GLMs extend OLS to non-Normal responses via the family + link framework. Logistic regression for binary; Poisson + negative-binomial for counts; mixed-effects for clustered data. Deviance residuals + dispersion checks form the GLM-specific diagnostic toolkit. When GLMs fall short — nonlinear surfaces, complex outcomes, survival, causal inference — the next layer of statistical machinery awaits in Parts 6-9.

SDS Round 2 is now complete: Parts 1-5 all live.

References

Wood, S.N. (2017). Generalized Additive Models: An Introduction with R, 2nd ed.
Wedderburn, R.W.M. (1974). "Quasi-likelihood functions, generalized linear models, and the Gauss-Newton method." Biometrika 61(3), 439–447.
Cox, D.R. (1972). "Regression models and life-tables." J. Roy. Stat. Soc. B 34(2), 187–220. (The Cox proportional hazards paper.)
Gelman, A., Carlin, J.B., Stern, H.S., Dunson, D.B., Vehtari, A., Rubin, D.B. (2013). Bayesian Data Analysis, 3rd ed. Chapman & Hall.
Klein, J.P., Moeschberger, M.L. (2003). Survival Analysis, 2nd ed. Springer.
Wood, S.N. (2017). Generalized Additive Models: An Introduction with R, 2nd ed. Chapman & Hall. (GAM reference.)
Huber, P.J. (1964). "Robust estimation of a location parameter." Annals of Math. Stat. 35(1), 73–101.
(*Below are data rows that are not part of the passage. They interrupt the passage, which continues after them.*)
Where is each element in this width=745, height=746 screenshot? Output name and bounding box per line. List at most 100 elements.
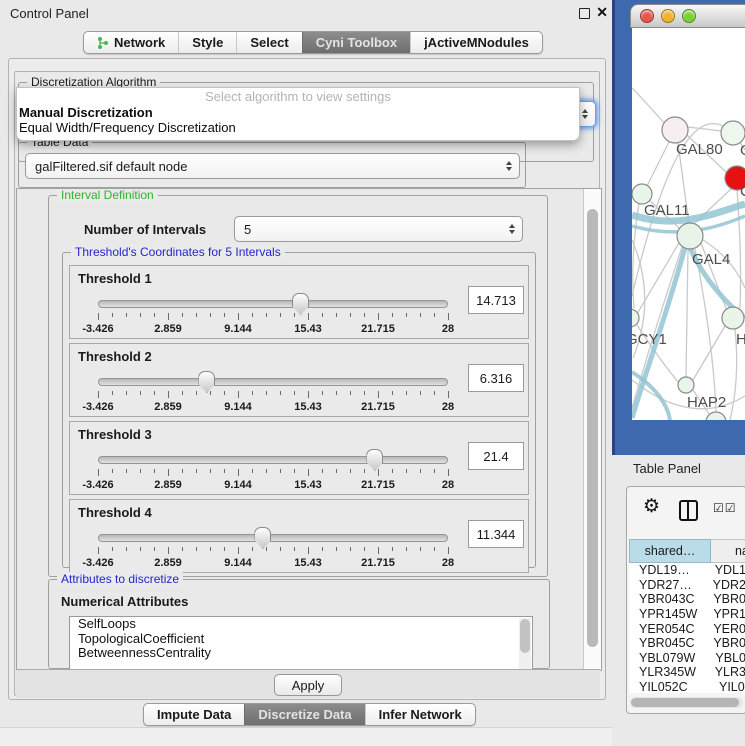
tick-mark — [392, 391, 393, 395]
threshold-label: Threshold 3 — [78, 427, 152, 442]
attribute-list-item[interactable]: TopologicalCoefficient — [70, 632, 532, 647]
tab-style[interactable]: Style — [178, 32, 236, 53]
panel-vertical-scrollbar[interactable] — [583, 189, 601, 670]
slider-track[interactable] — [98, 534, 448, 542]
network-node-gal4[interactable] — [677, 223, 703, 249]
threshold-value-field[interactable]: 6.316 — [468, 364, 524, 392]
attribute-list-item[interactable]: BetweennessCentrality — [70, 646, 532, 661]
network-edge[interactable] — [686, 249, 688, 377]
apply-button[interactable]: Apply — [274, 674, 342, 696]
attribute-list-item[interactable]: SelfLoops — [70, 617, 532, 632]
attributes-list-scrollbar[interactable] — [519, 618, 531, 670]
table-panel-title: Table Panel — [633, 461, 701, 476]
tick-mark — [350, 469, 351, 473]
network-edge[interactable] — [688, 127, 721, 131]
threshold-value-field[interactable]: 11.344 — [468, 520, 524, 548]
float-panel-icon[interactable] — [579, 8, 590, 19]
network-node-gal80[interactable] — [662, 117, 688, 143]
popup-item-equal-width-frequency[interactable]: Equal Width/Frequency Discretization — [17, 120, 579, 135]
table-data-combobox[interactable]: galFiltered.sif default node — [25, 153, 520, 179]
table-hscrollbar-thumb[interactable] — [631, 698, 739, 707]
tick-mark — [294, 391, 295, 395]
popup-item-manual-discretization[interactable]: Manual Discretization — [17, 105, 579, 120]
threshold-value-field[interactable]: 21.4 — [468, 442, 524, 470]
tick-label: 15.43 — [294, 557, 322, 569]
threshold-slider[interactable]: -3.4262.8599.14415.4321.71528 — [98, 456, 448, 486]
tick-mark — [364, 547, 365, 551]
cell-shared-name: YDL19… — [629, 563, 705, 577]
tick-mark — [238, 313, 239, 320]
table-row[interactable]: YLR345WYLR3 — [629, 665, 745, 680]
gear-icon[interactable]: ⚙ — [643, 495, 660, 518]
attributes-scrollbar-thumb[interactable] — [520, 619, 530, 653]
tick-mark — [140, 313, 141, 317]
tick-mark — [252, 313, 253, 317]
checkbox-columns-icon[interactable]: ☑☑ — [713, 501, 737, 515]
tick-mark — [126, 313, 127, 317]
tick-mark — [378, 469, 379, 476]
tab-network[interactable]: Network — [84, 32, 178, 53]
network-node-label: GAL11 — [644, 202, 690, 219]
table-row[interactable]: YPR145WYPR1 — [629, 607, 745, 622]
table-row[interactable]: YIL052CYIL0 — [629, 680, 745, 693]
table-horizontal-scrollbar[interactable] — [630, 697, 743, 708]
slider-thumb[interactable] — [366, 449, 383, 471]
column-layout-icon[interactable] — [679, 500, 698, 521]
tick-mark — [168, 313, 169, 320]
slider-thumb[interactable] — [198, 371, 215, 393]
slider-track[interactable] — [98, 300, 448, 308]
tab-impute-data[interactable]: Impute Data — [144, 704, 244, 725]
network-edge[interactable] — [632, 88, 665, 124]
interval-definition-label: Interval Definition — [57, 189, 158, 202]
table-row[interactable]: YER054CYER0 — [629, 621, 745, 636]
table-row[interactable]: YBR043CYBR0 — [629, 592, 745, 607]
network-node-gal11[interactable] — [632, 184, 652, 204]
tab-label: Style — [192, 32, 223, 53]
popup-placeholder-item: Select algorithm to view settings — [17, 88, 579, 105]
threshold-slider[interactable]: -3.4262.8599.14415.4321.71528 — [98, 378, 448, 408]
column-header-shared-name[interactable]: shared… — [629, 539, 711, 563]
network-window-titlebar[interactable] — [630, 4, 745, 28]
cell-shared-name: YER054C — [629, 622, 703, 636]
slider-track[interactable] — [98, 456, 448, 464]
tick-mark — [224, 313, 225, 317]
table-row[interactable]: YDR27…YDR2 — [629, 578, 745, 593]
tick-mark — [364, 391, 365, 395]
close-button[interactable] — [640, 9, 654, 23]
network-edge[interactable] — [632, 247, 682, 408]
tab-discretize-data[interactable]: Discretize Data — [244, 704, 364, 725]
threshold-slider[interactable]: -3.4262.8599.14415.4321.71528 — [98, 534, 448, 564]
threshold-slider[interactable]: -3.4262.8599.14415.4321.71528 — [98, 300, 448, 330]
threshold-value-field[interactable]: 14.713 — [468, 286, 524, 314]
tick-label: 9.144 — [224, 323, 252, 335]
tab-cyni-toolbox[interactable]: Cyni Toolbox — [302, 32, 410, 53]
tick-label: 15.43 — [294, 401, 322, 413]
thresholds-group-label: Threshold's Coordinates for 5 Intervals — [71, 245, 285, 259]
table-row[interactable]: YDL19…YDL1 — [629, 563, 745, 578]
slider-thumb[interactable] — [292, 293, 309, 315]
tab-select[interactable]: Select — [236, 32, 301, 53]
threshold-label: Threshold 4 — [78, 505, 152, 520]
slider-track[interactable] — [98, 378, 448, 386]
slider-thumb[interactable] — [254, 527, 271, 549]
tab-jactivemnodules[interactable]: jActiveMNodules — [410, 32, 542, 53]
minimize-button[interactable] — [661, 9, 675, 23]
tick-mark — [154, 469, 155, 473]
zoom-button[interactable] — [682, 9, 696, 23]
network-node-ha[interactable] — [722, 307, 744, 329]
tick-mark — [112, 547, 113, 551]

Four failure modes, side-by-side

The widget below lets you load four canonical scenarios where plain GLM is the wrong tool. Each shows: data + linear-GLM fit (solid green) + true mean structure (dashed grey), plus a residual-vs-fitted diagnostic that screams "the model is wrong."

Try it

Scenario A (nonlinear): Look at the residual plot — clear sinusoidal pattern. The linear fit has no chance against a sinusoidal truth. A GAM with smooth s(x) would absorb the nonlinearity. KEY: residual structure tells you what is missing.
Scenario B (heavy-tailed): Re-seed several times. Red points are |residual| > 2. OLS β̂₁ jumps around — sometimes 0.4, sometimes 0.7. Outliers wield disproportionate influence. Quantile regression at the median or a t-error MLE would be far more stable.
Scenario C (censored): Red dots are censored at y = 4. The fit slope is artificially flat at the top. Survival analysis (Cox PH or Tobit) preserves the slope by treating those as "known to exceed 4." This is a HUGE common error in dose-response and reliability analyses.
Scenario D (heterogeneous slopes): The "population" slope estimated by OLS is near zero, but NO INDIVIDUAL CLUSTER has slope near zero. The mean of slopes ≠ slope of means. A random-slope mixed model would correctly estimate σ²_slope ≈ 0.6² and report each cluster's individual slope.
For each scenario, ask: what does the residual plot SAY? Wave pattern → nonlinearity. Fan / outliers → heavy tails or heteroscedasticity. Flat ceiling → censoring. Multimodal cluster bands → clustering. Diagnostics ARE the model-selection process.

If you fit a logistic regression to predict bond default and a colleague says "the model has AUC 0.85, so it's good", what TWO additional checks would you insist on before deploying it to make billion-dollar capital decisions? (Hint: think about distribution shift, calibration, and what the model can't see.)